I drove back to Central Otago on Wednesday, in the same heat, and decided to take the slightly longer, but quieter, route through the Maniototo, via Middlemarch, Oturehua and Ophir.
It was too hot and lovely a day to do anything other than savour the countryside and the emptiness and peace and silence that still exists in that part of the world, and what is normally a 3 1/2 hour trip took me 6 1/2 hours.
Finding a graveyard in Hyde
When I reached the tiny township of Hyde, on the edge of the Maniototo, I remembered that almost 30 years ago down a long dirt road, I had discovered a little graveyard.

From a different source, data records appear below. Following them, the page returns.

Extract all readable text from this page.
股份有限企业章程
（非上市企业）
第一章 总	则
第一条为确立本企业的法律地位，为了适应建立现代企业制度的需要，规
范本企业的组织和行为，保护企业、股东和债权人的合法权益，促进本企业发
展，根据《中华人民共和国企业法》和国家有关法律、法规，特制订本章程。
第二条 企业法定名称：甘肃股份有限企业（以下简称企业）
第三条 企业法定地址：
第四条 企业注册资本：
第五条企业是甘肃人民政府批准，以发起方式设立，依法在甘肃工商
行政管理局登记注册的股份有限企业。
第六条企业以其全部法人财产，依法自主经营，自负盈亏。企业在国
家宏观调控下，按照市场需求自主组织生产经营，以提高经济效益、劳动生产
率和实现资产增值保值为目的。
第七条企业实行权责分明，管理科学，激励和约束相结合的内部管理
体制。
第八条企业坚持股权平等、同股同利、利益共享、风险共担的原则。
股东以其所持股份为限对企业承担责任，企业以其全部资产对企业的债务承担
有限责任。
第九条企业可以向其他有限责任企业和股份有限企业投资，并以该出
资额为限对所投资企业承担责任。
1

I adore old graveyards. Nothing else makes so sharp a point about our limited time on Earth, or the tragedy of the human condition.

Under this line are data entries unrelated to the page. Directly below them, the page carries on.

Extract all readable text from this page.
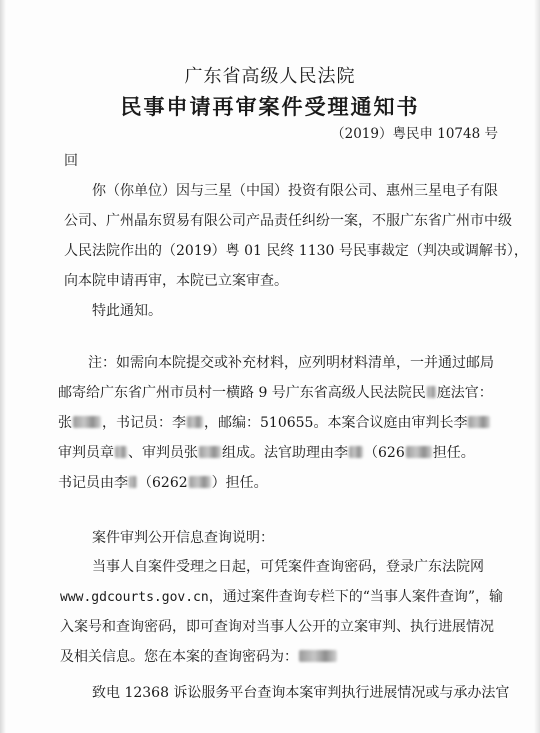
广东省高级人民法院
民事申请再审案件受理通知书
（2019）粤民申 10748 号
回
你（你单位）因与三星（中国）投资有限公司、惠州三星电子有限
公司、广州晶东贸易有限公司产品责任纠纷一案，不服广东省广州市中级
人民法院作出的（2019）粤 01 民终 1130 号民事裁定（判决或调解书），
向本院申请再审，本院已立案审查。
特此通知。
注：如需向本院提交或补充材料，应列明材料清单，一并通过邮局
邮寄给广东省广州市员村一横路 9 号广东省高级人民法院民 庭法官：
张 ，书记员：李 ，邮编：510655。本案合议庭由审判长李
审判员章 、审判员张 组成。法官助理由李 （626 担任。
书记员由李 （6262 ）担任。
案件审判公开信息查询说明：
当事人自案件受理之日起，可凭案件查询密码，登录广东法院网
www.gdcourts.gov.cn，通过案件查询专栏下的“当事人案件查询”，输
入案号和查询密码，即可查询对当事人公开的立案审判、执行进展情况
及相关信息。您在本案的查询密码为：
致电 12368 诉讼服务平台查询本案审判执行进展情况或与承办法官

So I detoured and drove down that same little road, and left my car to walk the last bit as the road was so rough. Not a soul anywhere, and the heat had even stifled any birdsong.
A lone white horse stopped grazing momentarily to look up, and then put his head down again.
Graves tell their stories
The gravestones tell their tales, as they always do. Every second gravestone recorded a death in The Great War.
This tiny town lost 12 men in their prime to the mud and horror and futility of that War – a world away from the burnt hills and schist stone outcrops of this region. The telegrams – how did they arrive? In New Zealand, next-of-kin typically received the news of a soldiers’ death by official telegram, delivered by a telegram boy on a bicycle.
Imagine the dread one would feel at the sight of that bicycle !
(I have included a photo of one of the telegrams delivered in New Plymouth.)
There were drownings recorded, as there are in every early graveyard. Drowning was known as The New Zealand Death.
There were not many bridges in those early days.
Many children died in infancy too of course, from Scarlet Fever and Diphtheria, Whooping Cough, Typhoid and Tuberculosis.
But somehow for me it is these deaths from the First World War that move me the most as they died in vain, and so far from home.
The casualties of war
Ever since 1917, Passchendaele has been a byword for the horror of the Great War. In terms of lives lost in a single day, the failed attack on Bellevue Spur on 12 October was probably the greatest disaster in New Zealand’s history. The toll was horrendous – 843 New Zealand soldiers were either dead or lying mortally wounded between the lines.
I stopped in sleepy Oturehua for a coffee.
The publican and I talked about the Hyde cemetery and he said I don’t think people realize the toll the Great War took on small rural communities. Indeed!
He then warned me to watch out for the tourist drivers, as if I needed to be warned!
I think they come here to learn to drive! he said.